What This Means for HR Administrators
These ten traits divide roughly into three categories. The first — need for cognition, openness to experience, and domain self-confidence — are primarily dispositional, meaning they are relatively stable characteristics a person brings to a job. Standard behavioral interviews, personality assessments, and work-sample tests that probe for intellectual curiosity and domain expertise can surface them reliably.
The second category — verification discipline, voluntary scope expansion, and collaborative AI literacy — are behavioral habits that can be observed in work samples, reference checks, and structured interviews. Asking a candidate how they handle an AI-generated answer they are not sure about, or what they last taught a colleague about a tool they use, will reveal whether these habits exist.
The third — willingness to experiment, adaptability as practice, social intelligence, and autonomous initiative — sit between disposition and habit, and are best assessed through past behavior. The most productive questions here are retrospective: describe a time you adopted a new tool before your organization had a policy for it; describe a situation where interpersonal skills determined an outcome that technical knowledge alone could not have produced.
Not every AI-productive worker will score high on all ten. But an organization that systematically identifies and recruits people high on most of them is building a workforce that will do more with AI, more reliably, than one that hires for technical credentials and hopes the right dispositions follow.
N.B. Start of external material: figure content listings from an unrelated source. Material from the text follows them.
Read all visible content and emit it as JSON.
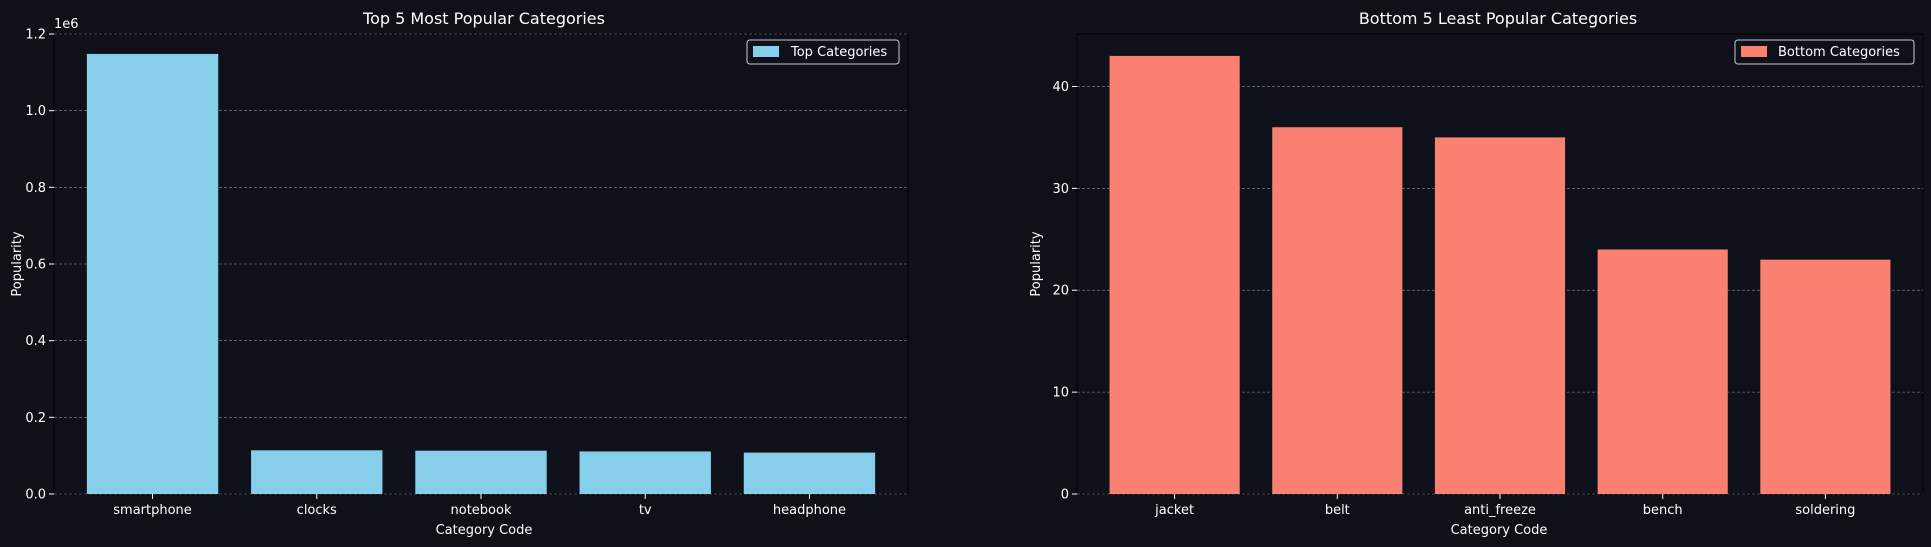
{
  "figure": {
    "background": "#0e1117",
    "axes_background": "#0e111a",
    "text_color": "#ffffff",
    "grid_color": "#bbbbbb"
  },
  "chart_data": [
    {
      "type": "bar",
      "title": "Top 5 Most Popular Categories",
      "xlabel": "Category Code",
      "ylabel": "Popularity",
      "offset_label": "1e6",
      "categories": [
        "smartphone",
        "clocks",
        "notebook",
        "tv",
        "headphone"
      ],
      "series": [
        {
          "name": "Top Categories",
          "values": [
            1.148,
            0.114,
            0.113,
            0.111,
            0.108
          ],
          "color": "#87ceeb"
        }
      ],
      "ylim": [
        0,
        1.2
      ],
      "yticks": [
        0.0,
        0.2,
        0.4,
        0.6,
        0.8,
        1.0,
        1.2
      ],
      "ytick_labels": [
        "0.0",
        "0.2",
        "0.4",
        "0.6",
        "0.8",
        "1.0",
        "1.2"
      ],
      "grid": "y-dashed",
      "legend": "top-right"
    },
    {
      "type": "bar",
      "title": "Bottom 5 Least Popular Categories",
      "xlabel": "Category Code",
      "ylabel": "Popularity",
      "offset_label": "",
      "categories": [
        "jacket",
        "belt",
        "anti_freeze",
        "bench",
        "soldering"
      ],
      "series": [
        {
          "name": "Bottom Categories",
          "values": [
            43,
            36,
            35,
            24,
            23
          ],
          "color": "#fa8072"
        }
      ],
      "ylim": [
        0,
        45.15
      ],
      "yticks": [
        0,
        10,
        20,
        30,
        40
      ],
      "ytick_labels": [
        "0",
        "10",
        "20",
        "30",
        "40"
      ],
      "grid": "y-dashed",
      "legend": "top-right"
    }
  ]
}
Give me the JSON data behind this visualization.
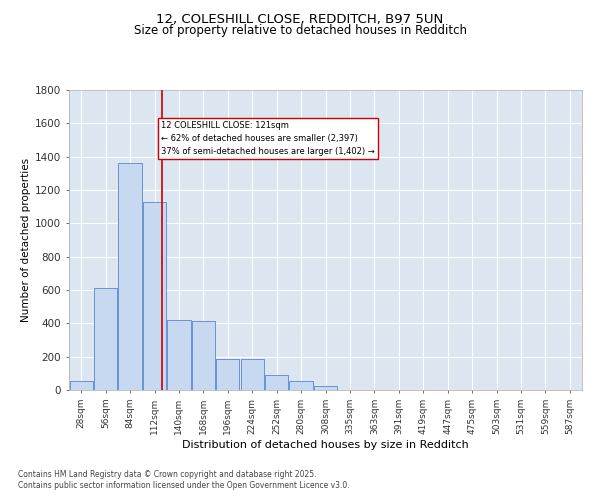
{
  "title_line1": "12, COLESHILL CLOSE, REDDITCH, B97 5UN",
  "title_line2": "Size of property relative to detached houses in Redditch",
  "xlabel": "Distribution of detached houses by size in Redditch",
  "ylabel": "Number of detached properties",
  "categories": [
    "28sqm",
    "56sqm",
    "84sqm",
    "112sqm",
    "140sqm",
    "168sqm",
    "196sqm",
    "224sqm",
    "252sqm",
    "280sqm",
    "308sqm",
    "335sqm",
    "363sqm",
    "391sqm",
    "419sqm",
    "447sqm",
    "475sqm",
    "503sqm",
    "531sqm",
    "559sqm",
    "587sqm"
  ],
  "values": [
    55,
    610,
    1360,
    1130,
    420,
    415,
    185,
    185,
    90,
    55,
    25,
    0,
    0,
    0,
    0,
    0,
    0,
    0,
    0,
    0,
    0
  ],
  "bar_color": "#c6d9f0",
  "bar_edge_color": "#4472c4",
  "background_color": "#dce6f1",
  "grid_color": "#ffffff",
  "vline_x": 3.32,
  "vline_color": "#cc0000",
  "annotation_text": "12 COLESHILL CLOSE: 121sqm\n← 62% of detached houses are smaller (2,397)\n37% of semi-detached houses are larger (1,402) →",
  "annotation_box_color": "#ffffff",
  "annotation_box_edge": "#cc0000",
  "ylim": [
    0,
    1800
  ],
  "yticks": [
    0,
    200,
    400,
    600,
    800,
    1000,
    1200,
    1400,
    1600,
    1800
  ],
  "footer_line1": "Contains HM Land Registry data © Crown copyright and database right 2025.",
  "footer_line2": "Contains public sector information licensed under the Open Government Licence v3.0."
}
The studies from ActivTrak and Berkeley Haas suggest that AI is already making work more intense and more demanding — and that the workers who rise to meet that are not necessarily those with the most technical training, but those with the right orientation toward challenge, collaboration, and growth.
References
1. David Brooks, “The People Who Will Thrive in the AI Age,” The Atlantic, June 28, 2026.
2. ActivTrak Productivity Lab, “2026 State of the Workplace.”
5. World Economic Forum, Future of Jobs Report 2025, January 2025.
6. Microsoft, “2025 Work Trend Index Annual Report: The Year the Frontier Firm Is Born,” April 2025.
7. McKinsey Global Institute, “The Rise of the Human–AI Workforce,” 2026.
8. McKinsey.org, “The Human Skills You’ll Need to Thrive in 2026’s AI-Driven Workplace.”
9. Boston Consulting Group, “AI at Work 2025: Momentum Builds, but Gaps Remain,” June 2025.
13. Ethan Mollick, Co-Intelligence: Living and Working with AI (New York: Penguin Random House, 2024).
14. Muck Rack, “3 Writers Weigh In on AI and Journalism in 2026.”
15. Accenture, “Talent Reinventors: Delivering Value with and for People in the Age of AI,” 2025.
16. INSEAD Knowledge, “How Talent Can Thrive in an AI-Driven World.”